Advertisement

Responsive Advertisement

NUSANTARAISME ARAB

Dunia pesantren kini nampak rindu akan sosok penyebar islam di bumi nusantara. kehadirannya telah membawa banyak kejutan sekaligus sebagai kado terindah yang diberikan dan dihadihkan oleh astha-astha (red: tangan) kekasih Allah, terlebih bagi masyarakat yang hidup di era sekarang ini. hal itu nampak dari hakikat kedatangan islam di bumi nusantara dengan tidak sedikit membuat masyarakat tempo doeloe terbelalak kaget dengan kedatangan islam yang tak terduga. apalagi paham yang berkembang kala itu lebih mengarah kepada dinamisme alias unsur perbendaan tanpa mengenal Tuhan secara Ma'rifat dan Hakikat.
Pola kepercayaan masyarakat tempo doeloe telah membangkitkan hirroh dakwah wali songo dengan senantiasa melakukan pendekatan sosial, kultural, dan budaya tanpa merubah totalitas paham ketuhanan masyarakat kala itu. sebut saja sunan bonang yang mencuri perhatian masyarakat dinamisme dengan alat musik tradisional GONG yang seakan menyelinap masuk ke alam bawah sadar masyarakat untuk kemudian mengarahkan kaki mendekati sumber suara GONG yang terdengar.

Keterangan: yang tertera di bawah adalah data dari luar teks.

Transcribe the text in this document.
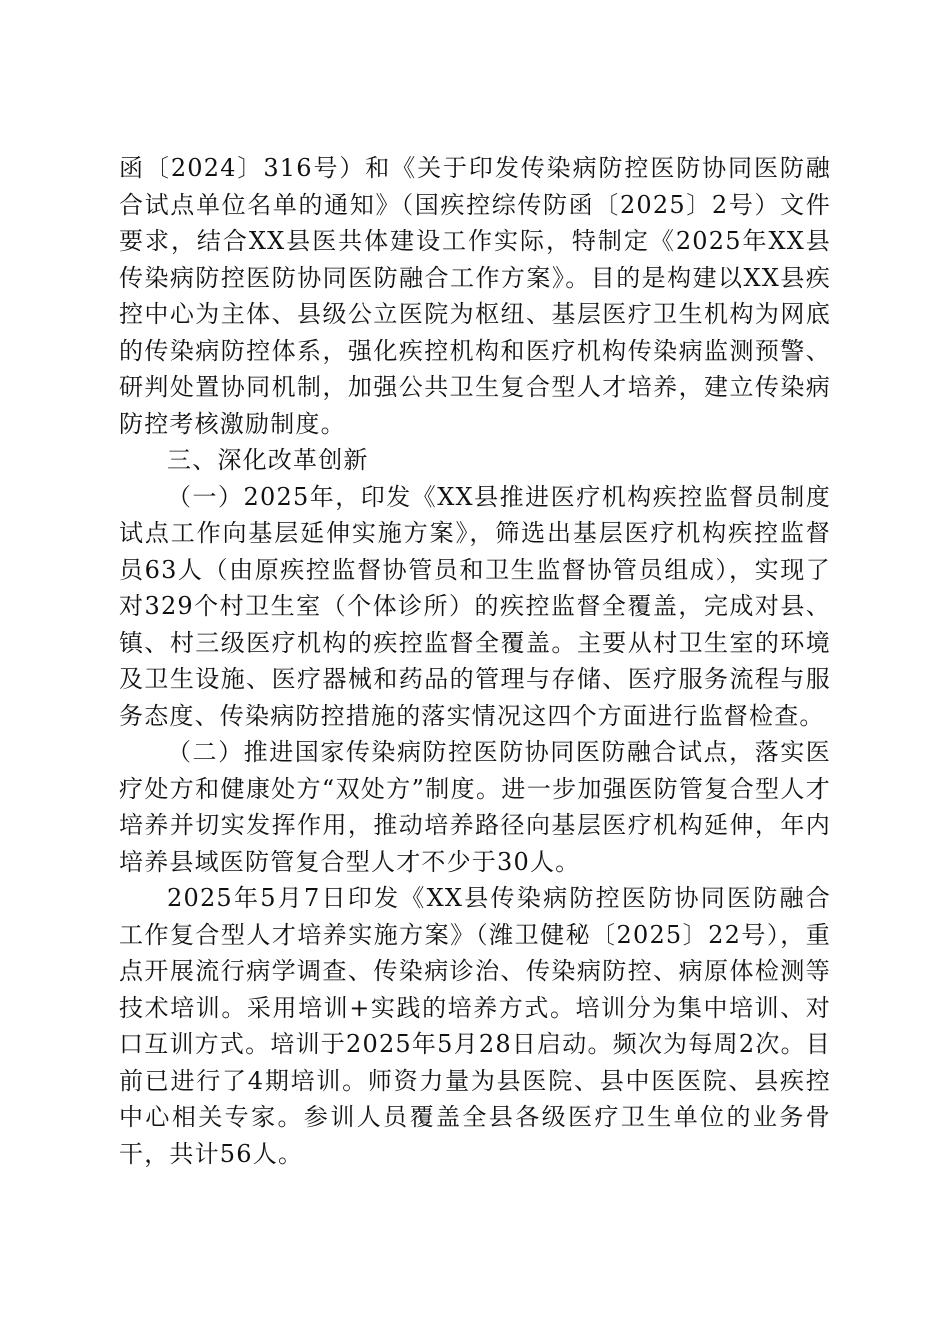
函〔2024〕316号）和《关于印发传染病防控医防协同医防融合试点单位名单的通知》（国疾控综传防函〔2025〕2号）文件要求，结合XX县医共体建设工作实际，特制定《2025年XX县传染病防控医防协同医防融合工作方案》。目的是构建以XX县疾控中心为主体、县级公立医院为枢纽、基层医疗卫生机构为网底的传染病防控体系，强化疾控机构和医疗机构传染病监测预警、研判处置协同机制，加强公共卫生复合型人才培养，建立传染病防控考核激励制度。

三、深化改革创新

（一）2025年，印发《XX县推进医疗机构疾控监督员制度试点工作向基层延伸实施方案》，筛选出基层医疗机构疾控监督员63人（由原疾控监督协管员和卫生监督协管员组成），实现了对329个村卫生室（个体诊所）的疾控监督全覆盖，完成对县、镇、村三级医疗机构的疾控监督全覆盖。主要从村卫生室的环境及卫生设施、医疗器械和药品的管理与存储、医疗服务流程与服务态度、传染病防控措施的落实情况这四个方面进行监督检查。

（二）推进国家传染病防控医防协同医防融合试点，落实医疗处方和健康处方“双处方”制度。进一步加强医防管复合型人才培养并切实发挥作用，推动培养路径向基层医疗机构延伸，年内培养县域医防管复合型人才不少于30人。

2025年5月7日印发《XX县传染病防控医防协同医防融合工作复合型人才培养实施方案》（潍卫健秘〔2025〕22号），重点开展流行病学调查、传染病诊治、传染病防控、病原体检测等技术培训。采用培训+实践的培养方式。培训分为集中培训、对口互训方式。培训于2025年5月28日启动。频次为每周2次。目前已进行了4期培训。师资力量为县医院、县中医医院、县疾控中心相关专家。参训人员覆盖全县各级医疗卫生单位的业务骨干，共计56人。
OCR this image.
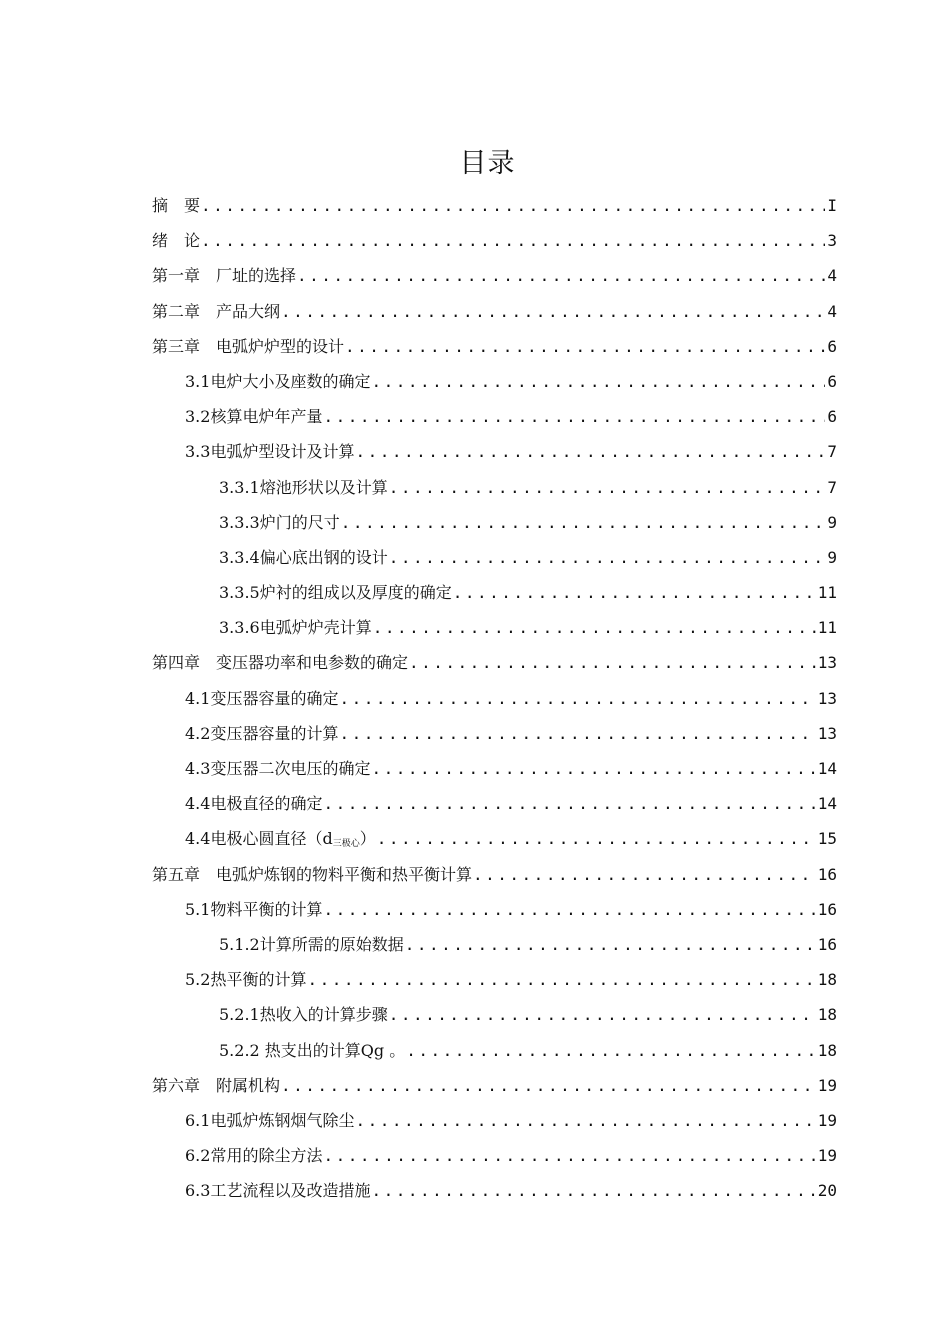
目录
摘　要 .....	I
绪　论 .....	3
第一章　厂址的选择 .....	4
第二章　产品大纲 .....	4
第三章　电弧炉炉型的设计 .....	6
3.1电炉大小及座数的确定 .....	6
3.2核算电炉年产量 .....	6
3.3电弧炉型设计及计算 .....	7
3.3.1熔池形状以及计算 .....	7
3.3.3炉门的尺寸 .....	9
3.3.4偏心底出钢的设计 .....	9
3.3.5炉衬的组成以及厚度的确定 .....	11
3.3.6电弧炉炉壳计算 .....	11
第四章　变压器功率和电参数的确定 .....	13
4.1变压器容量的确定 .....	13
4.2变压器容量的计算 .....	13
4.3变压器二次电压的确定 .....	14
4.4电极直径的确定 .....	14
4.4电极心圆直径$(d_{三极心})$ .....	15
第五章　电弧炉炼钢的物料平衡和热平衡计算 .....	16
5.1物料平衡的计算 .....	16
5.1.2计算所需的原始数据 .....	16
5.2热平衡的计算 .....	18
5.2.1热收入的计算步骤 .....	18
5.2.2 热支出的计算Qg 。 .....	18
第六章　附属机构 .....	19
6.1电弧炉炼钢烟气除尘 .....	19
6.2常用的除尘方法 .....	19
6.3工艺流程以及改造措施 .....	20
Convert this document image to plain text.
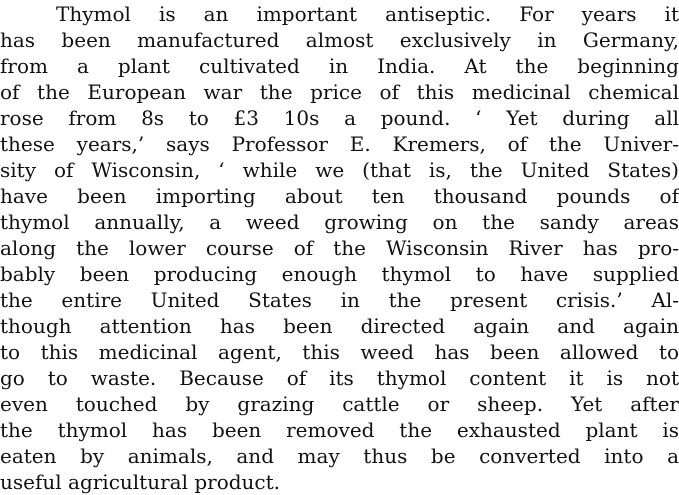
Thymol is an important antiseptic. For years it

has been manufactured almost exclusively in Germany,

from a plant cultivated in India. At the beginning

of the European war the price of this medicinal chemical

rose from 8s to £3 10s a pound. ‘ Yet during all

these years,’ says Professor E. Kremers, of the Univer-

sity of Wisconsin, ‘ while we (that is, the United States)

have been importing about ten thousand pounds of

thymol annually, a weed growing on the sandy areas

along the lower course of the Wisconsin River has pro-

bably been producing enough thymol to have supplied

the entire United States in the present crisis.’ Al-

though attention has been directed again and again

to this medicinal agent, this weed has been allowed to

go to waste. Because of its thymol content it is not

even touched by grazing cattle or sheep. Yet after

the thymol has been removed the exhausted plant is

eaten by animals, and may thus be converted into a

useful agricultural product.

Di samping bahasan GONG, peran walisongo dalam menyebarkan islam di tanah nusantara menjadi satu cikal bakal lahirnya istilah Pesantren. hingga tibalah saat ini, pesantren sebagai sebuah trend yang sudah mendarah daging dalam setiap denyut nadi masyarakat nusantara. tilik saja bilik-bilik setiap pelosok negeri, maka kau akan menemukan sebuah bangunan bertuliskan "Pesantren........".

Lantas, apakah peran walisongo hanya sebatas pada transfer nasihat keislaman? ataukah dunia pesantren telah sirna ditinggal mendiangnya? ternyata tidak!. peran walisongo dalam menyebarkan islam telah menurunkan buah hati sebagai tonggak penerus sang mother father. sebut saja mbah soleh darat, mbah kholil bangkalan, dan masih banyak penerus walisongo yang berada di bumi nusantara.

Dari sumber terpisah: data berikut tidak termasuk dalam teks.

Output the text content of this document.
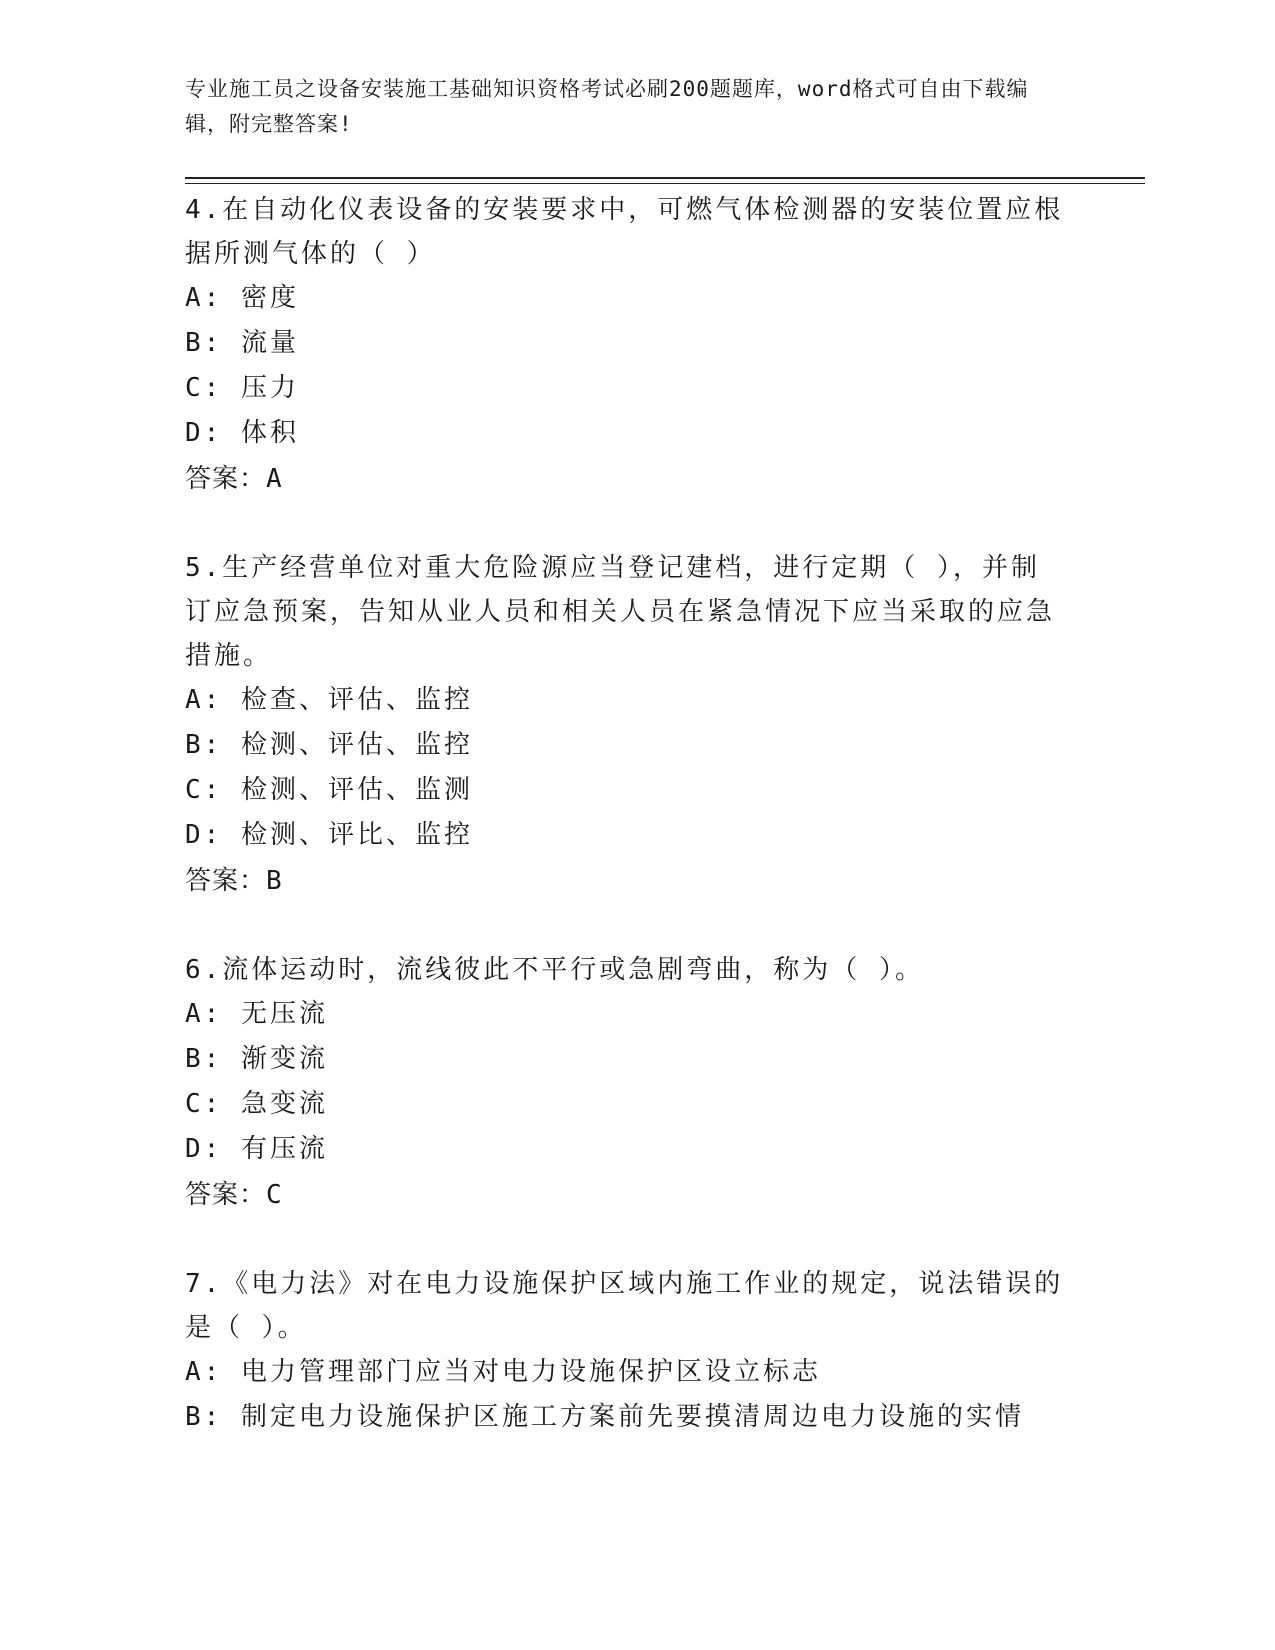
专业施工员之设备安装施工基础知识资格考试必刷200题题库，word格式可自由下载编辑，附完整答案!
4.在自动化仪表设备的安装要求中，可燃气体检测器的安装位置应根据所测气体的（ ）
A: 密度
B: 流量
C: 压力
D: 体积
答案： A
5.生产经营单位对重大危险源应当登记建档，进行定期（ ），并制订应急预案，告知从业人员和相关人员在紧急情况下应当采取的应急措施。
A: 检查、评估、监控
B: 检测、评估、监控
C: 检测、评估、监测
D: 检测、评比、监控
答案： B
6.流体运动时，流线彼此不平行或急剧弯曲，称为（ ）。
A: 无压流
B: 渐变流
C: 急变流
D: 有压流
答案： C
7.《电力法》对在电力设施保护区域内施工作业的规定，说法错误的是（ ）。
A: 电力管理部门应当对电力设施保护区设立标志
B: 制定电力设施保护区施工方案前先要摸清周边电力设施的实情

dari kreatifitas dan hirroh dakwah sang warosatul anbiya tersebut, kita banyak mengenal kitab-kitab bertuliskan arab. namun, apakah dengan ujug-ujug masyarakat mampu membaca tulisan arab tersebut? tentu butuh suatu perantara untuk dapat membacanya, apalagi kitab tersebut tidak memiliki tanda baca yang biasa disebut Harakat. 

tibalah disamping ulama mengajarkan Islam, dibawalah pula Ilmu Nahwu dan Shorof sebagai alat untuk membaca kitab tak berambut alias gundul. hingga dikenallah Ilmu Alat di dunia pesantren sebagai suatu konotasi dari makna Nahwu dan Shorof.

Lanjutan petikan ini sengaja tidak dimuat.